Sarah Jaffe: Too Young to Sound This Experienced

Jul 1, 2011 at 11:12 am
Sarah Jaffe: Too Young to Sound This Experienced
Photo by Chris Phelps

Sarah Jaffe looks like an elf and sings like a storm. The singer-songwriter comparisons to Cat Power are almost inevitable at this point, but her gender is a factor she remains almost aggressively tied to. The 25-year-old's first guitar cost $10 at a garage sale, and though she has upgraded to a Gibson, not much else has changed. And then there's her upbringing, a deeply rooted family focus that has seen her on tour away from her home in Denton, Texas, but never finds her thoughts far from it. A to Z talked to the softspoken singer about her history, her instruments and her new EP before her July 5 show at Off Broadway, opening for Centro-Matic.

Kelsey Whipple: Your sound has matured since your self-released EP in 2008. How have you developed as a songwriter?

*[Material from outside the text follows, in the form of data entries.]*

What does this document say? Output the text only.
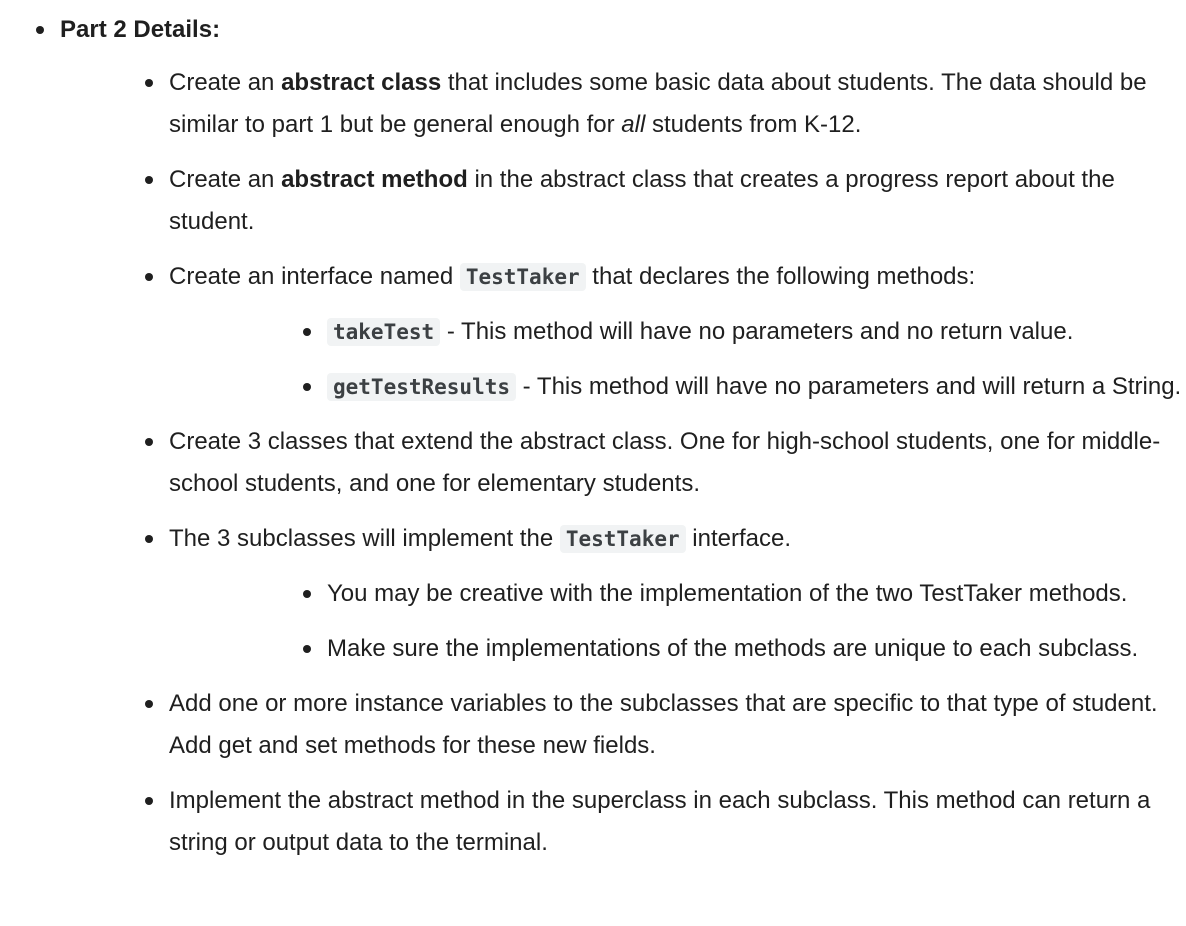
Part 2 Details:
Create an abstract class that includes some basic data about students. The data should be similar to part 1 but be general enough for all students from K-12.
Create an abstract method in the abstract class that creates a progress report about the student.
Create an interface named TestTaker that declares the following methods:
takeTest - This method will have no parameters and no return value.
getTestResults - This method will have no parameters and will return a String.
Create 3 classes that extend the abstract class. One for high-school students, one for middle-school students, and one for elementary students.
The 3 subclasses will implement the TestTaker interface.
You may be creative with the implementation of the two TestTaker methods.
Make sure the implementations of the methods are unique to each subclass.
Add one or more instance variables to the subclasses that are specific to that type of student. Add get and set methods for these new fields.
Implement the abstract method in the superclass in each subclass. This method can return a string or output data to the terminal.
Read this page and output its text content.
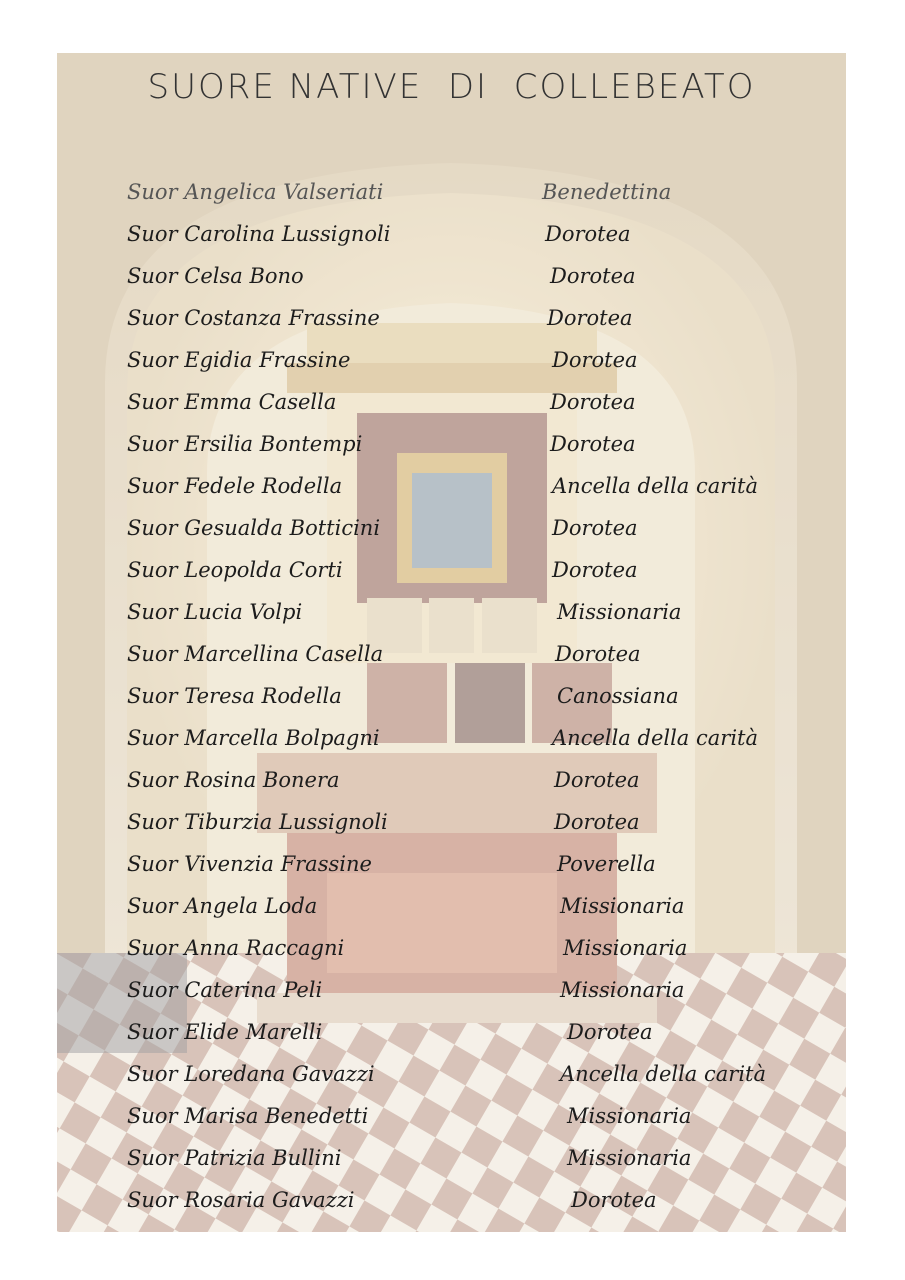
SUORE NATIVE  DI  COLLEBEATO
Suor Angelica Valseriati	Benedettina
Suor Carolina Lussignoli	Dorotea
Suor Celsa Bono	Dorotea
Suor Costanza Frassine	Dorotea
Suor Egidia Frassine	Dorotea
Suor Emma Casella	Dorotea
Suor Ersilia Bontempi	Dorotea
Suor Fedele Rodella	Ancella della carità
Suor Gesualda Botticini	Dorotea
Suor Leopolda Corti	Dorotea
Suor Lucia Volpi	Missionaria
Suor Marcellina Casella	Dorotea
Suor Teresa Rodella	Canossiana
Suor Marcella Bolpagni	Ancella della carità
Suor Rosina Bonera	Dorotea
Suor Tiburzia Lussignoli	Dorotea
Suor Vivenzia Frassine	Poverella
Suor Angela Loda	Missionaria
Suor Anna Raccagni	Missionaria
Suor Caterina Peli	Missionaria
Suor Elide Marelli	Dorotea
Suor Loredana Gavazzi	Ancella della carità
Suor Marisa Benedetti	Missionaria
Suor Patrizia Bullini	Missionaria
Suor Rosaria Gavazzi	Dorotea
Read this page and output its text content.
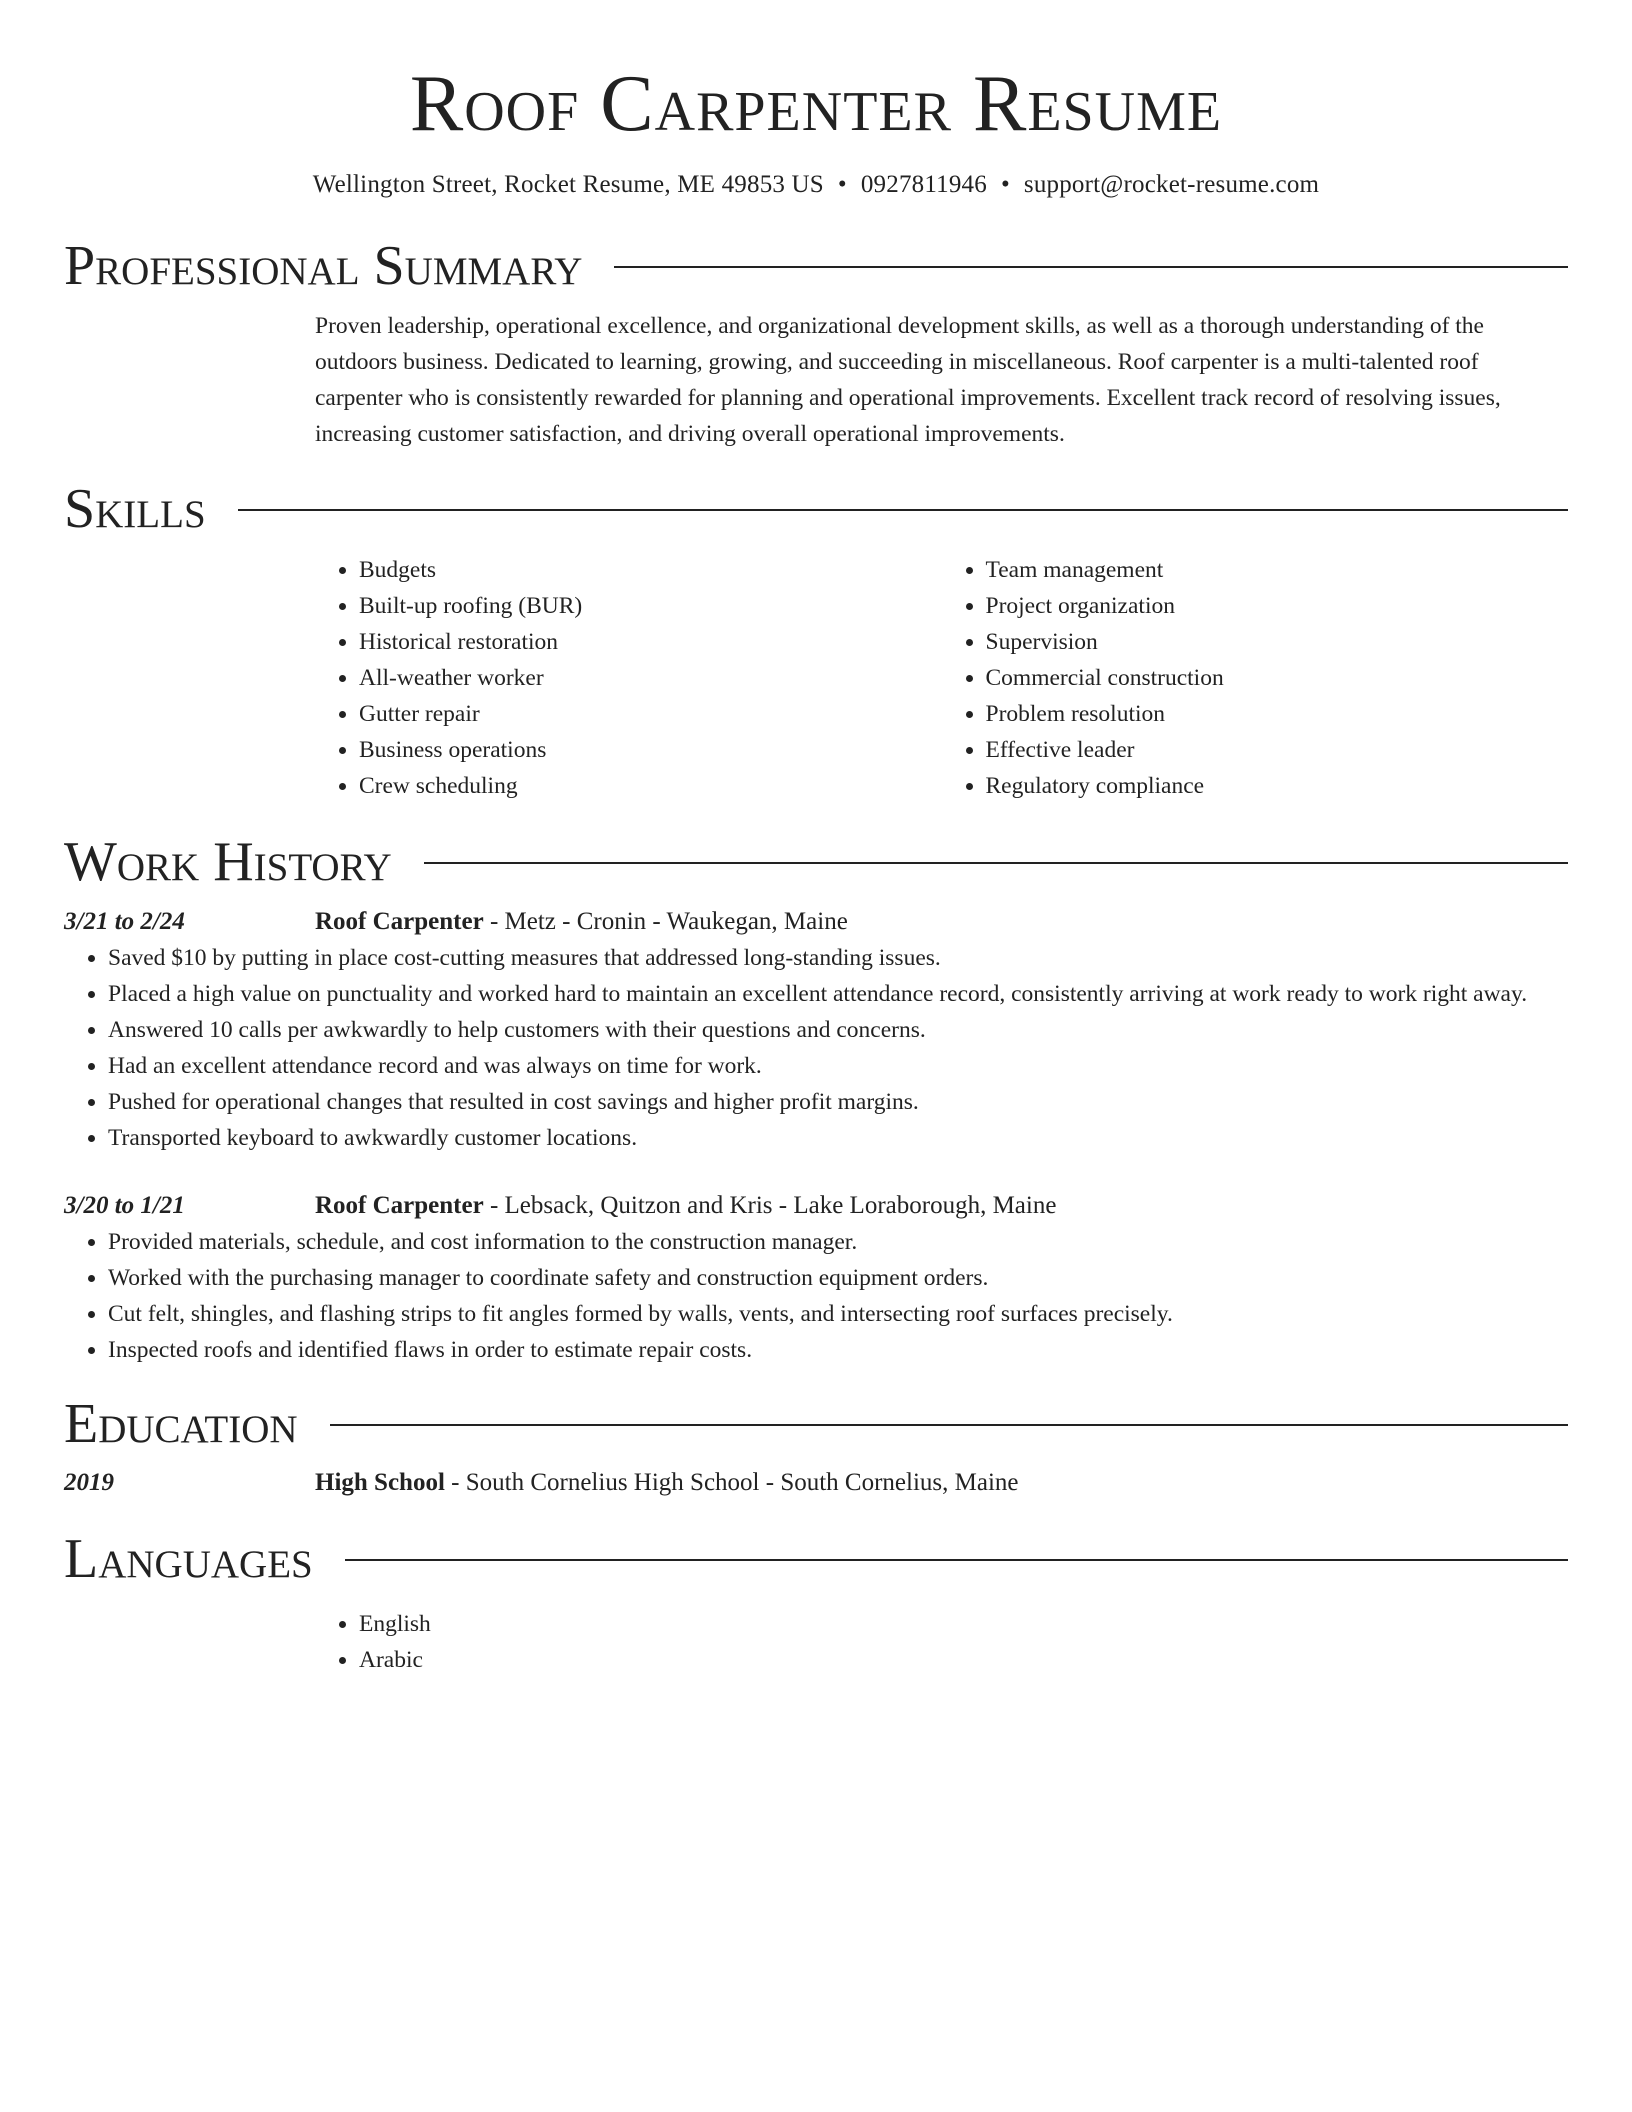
Roof Carpenter Resume
Wellington Street, Rocket Resume, ME 49853 US • 0927811946 • support@rocket-resume.com
Professional Summary

Proven leadership, operational excellence, and organizational development skills, as well as a thorough understanding of the outdoors business. Dedicated to learning, growing, and succeeding in miscellaneous. Roof carpenter is a multi-talented roof carpenter who is consistently rewarded for planning and operational improvements. Excellent track record of resolving issues, increasing customer satisfaction, and driving overall operational improvements.

Skills
• Budgets
• Built-up roofing (BUR)
• Historical restoration
• All-weather worker
• Gutter repair
• Business operations
• Crew scheduling
• Team management
• Project organization
• Supervision
• Commercial construction
• Problem resolution
• Effective leader
• Regulatory compliance
Work History
3/21 to 2/24	Roof Carpenter - Metz - Cronin - Waukegan, Maine
• Saved $10 by putting in place cost-cutting measures that addressed long-standing issues.
• Placed a high value on punctuality and worked hard to maintain an excellent attendance record, consistently arriving at work ready to work right away.
• Answered 10 calls per awkwardly to help customers with their questions and concerns.
• Had an excellent attendance record and was always on time for work.
• Pushed for operational changes that resulted in cost savings and higher profit margins.
• Transported keyboard to awkwardly customer locations.
3/20 to 1/21	Roof Carpenter - Lebsack, Quitzon and Kris - Lake Loraborough, Maine
• Provided materials, schedule, and cost information to the construction manager.
• Worked with the purchasing manager to coordinate safety and construction equipment orders.
• Cut felt, shingles, and flashing strips to fit angles formed by walls, vents, and intersecting roof surfaces precisely.
• Inspected roofs and identified flaws in order to estimate repair costs.
Education
2019	High School - South Cornelius High School - South Cornelius, Maine
Languages
• English
• Arabic
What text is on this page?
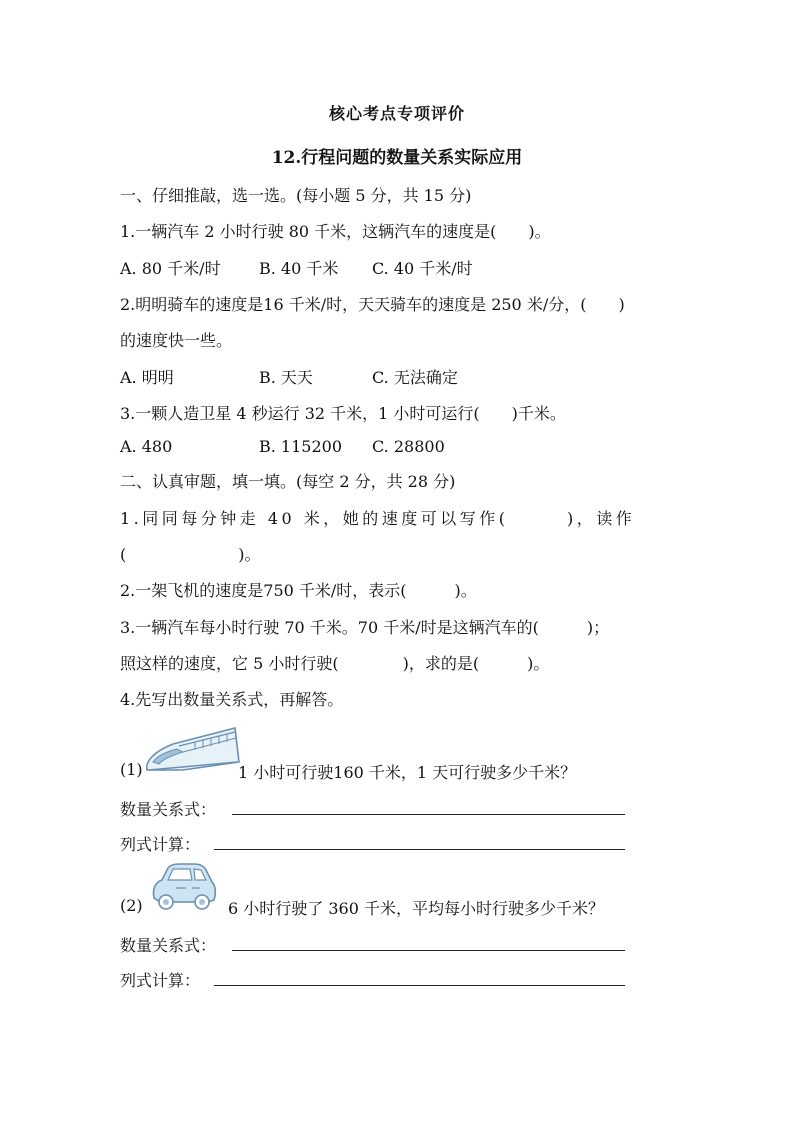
核心考点专项评价
12.行程问题的数量关系实际应用
一、仔细推敲，选一选。(每小题 5 分，共 15 分)
1.一辆汽车 2 小时行驶 80 千米，这辆汽车的速度是(　　)。
A. 80 千米/时 B. 40 千米 C. 40 千米/时
2.明明骑车的速度是16 千米/时，天天骑车的速度是 250 米/分，(　　)
的速度快一些。
A. 明明	B. 天天	C. 无法确定
3.一颗人造卫星 4 秒运行 32 千米，1 小时可运行(　　)千米。
A. 480	B. 115200 C. 28800
二、认真审题，填一填。(每空 2 分，共 28 分)
1.同同每分钟走 40 米，她的速度可以写作(　　　)，读作
(　　　　　　　)。
2.一架飞机的速度是750 千米/时，表示(　　　)。
3.一辆汽车每小时行驶 70 千米。70 千米/时是这辆汽车的(　　　)；
照这样的速度，它 5 小时行驶(　　　　)，求的是(　　　)。
4.先写出数量关系式，再解答。
(1)	1 小时可行驶160 千米，1 天可行驶多少千米？
数量关系式：
列式计算：
(2)	6 小时行驶了 360 千米，平均每小时行驶多少千米？
数量关系式：
列式计算：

Sarah Jaffe: I think when I wrote the EP, at the time I was 22 and songwriting in general was still very fresh to me. There was a newness factor to it. For any writer, as you go along in your career, the importance of composition becomes more weighted than when you first started writing. Now I'm a little bit too aware at times of the structure of a song and how I think it should be and how people will receive it. There's a good quality to that, and there's also a negative side. You get caught up in it. I think I've grown a lot, but I miss those beginning stages every once in a while. It was more freeing.

So much of the press you receive revolves around the female singer-songwriter type. Is this something you're comfortable with?

I've personally never had a problem with being a female singer songwriter. I don't know if any of my friends who are in the same world have had problems, either. I think that might just be a reflection of who I work with. Not everyone I work with will stand for that bullshit. I do think that female musicians in general become objects to compare to other female singer-songwriters, which is strange to me. You can hear Andrew Bird and the next person who comes along and sings and plays the violin isn't compared to him, but it seems like on the female side we always earn the same series of comparisons. I've never had a respect issue, though.

At what moment did you decide that this was the direction you would take in life?

It's been as long as I can remember. My mom told me that when I was three and four I just begged for musical instruments. It helps that I grew up in a family that had a deep, deep appreciation for music. It was kind of inevitable for me. My sweet mother, when I was 9, brought home a guitar she had bought at a garage sale down the street for $10. I remember just freaking out and locking myself in my room that entire summer. As far back as my memory can take me, there has never been a back-up plan. It's scary but comforting at the same time. What kind of guitar was it?

It was a classical. It had nylon strings and was just a really cheap guitar. I ended up pawning it about seven years later. It wasn't much, but it has had so much value to me. I learned how to play guitar on it. What do you play now?

I play a Gibson Jumbo. It's a little too jumbo. It's huge. I've had it for going on three years now. My mom took me to get it as well after my 22nd birthday.

What is your favorite song?

A friend of mine actually asked me this last week. I hadn't really thought about it until he asked me, but my choice for what I would listen to the rest of my life would be Nina Simone's "Wild Is the Wind." Her performance and her voice are just heartbreaking, gorgeous. There's no other voice like it. The piano, the voice and her emotion translated in that song are just earth-shattering to me. It's like The Shawshank Redemption. It doesn't matter how many times you hear it. It changes you every time.

When will your new EP, The Way Sound Leaves a Room, be released?

It will be out the first week of September. It's definitely an EP, and five of the songs on it I produced and played every instrument on. It started out as an experimental endeavor for me to learn more instruments, but I ended up writing a slew of songs. The way I go about writing is different with those instruments. I also did a cover with the guys of Midlake on it. It's a small group of songs to introduce the new sound. There are eight songs on it, and I fully plan to re-record some of them for the new full-length I will record in the fall.

Your tour bus broke down last night. What happened?

There have been a lot of in-between details that can make things frustrating on tour. We have been having lots of problems with the van, which was terrible. We got stuck in Harlem when it eventually just broke down, but we lucked out because we're playing in NY tonight.

To what extend does your age influence your music?

I heard someone say once that when you get older, you don't feel an age, like my grandmother for instance. You go about your life, and you're 25 and then 50 and then 60. It's not really on my conscience. It just is. These songs just are. I feel like I operate in a very logical realm and get my emotional balance through songwriting. That's where that reflection comes in. For the most part, I'm logical. I'm doing laundry or sleeping. But when I start writing songs, I reflect. Age may come into play because I definitely have a shit-load to learn, but I don't think it really matters.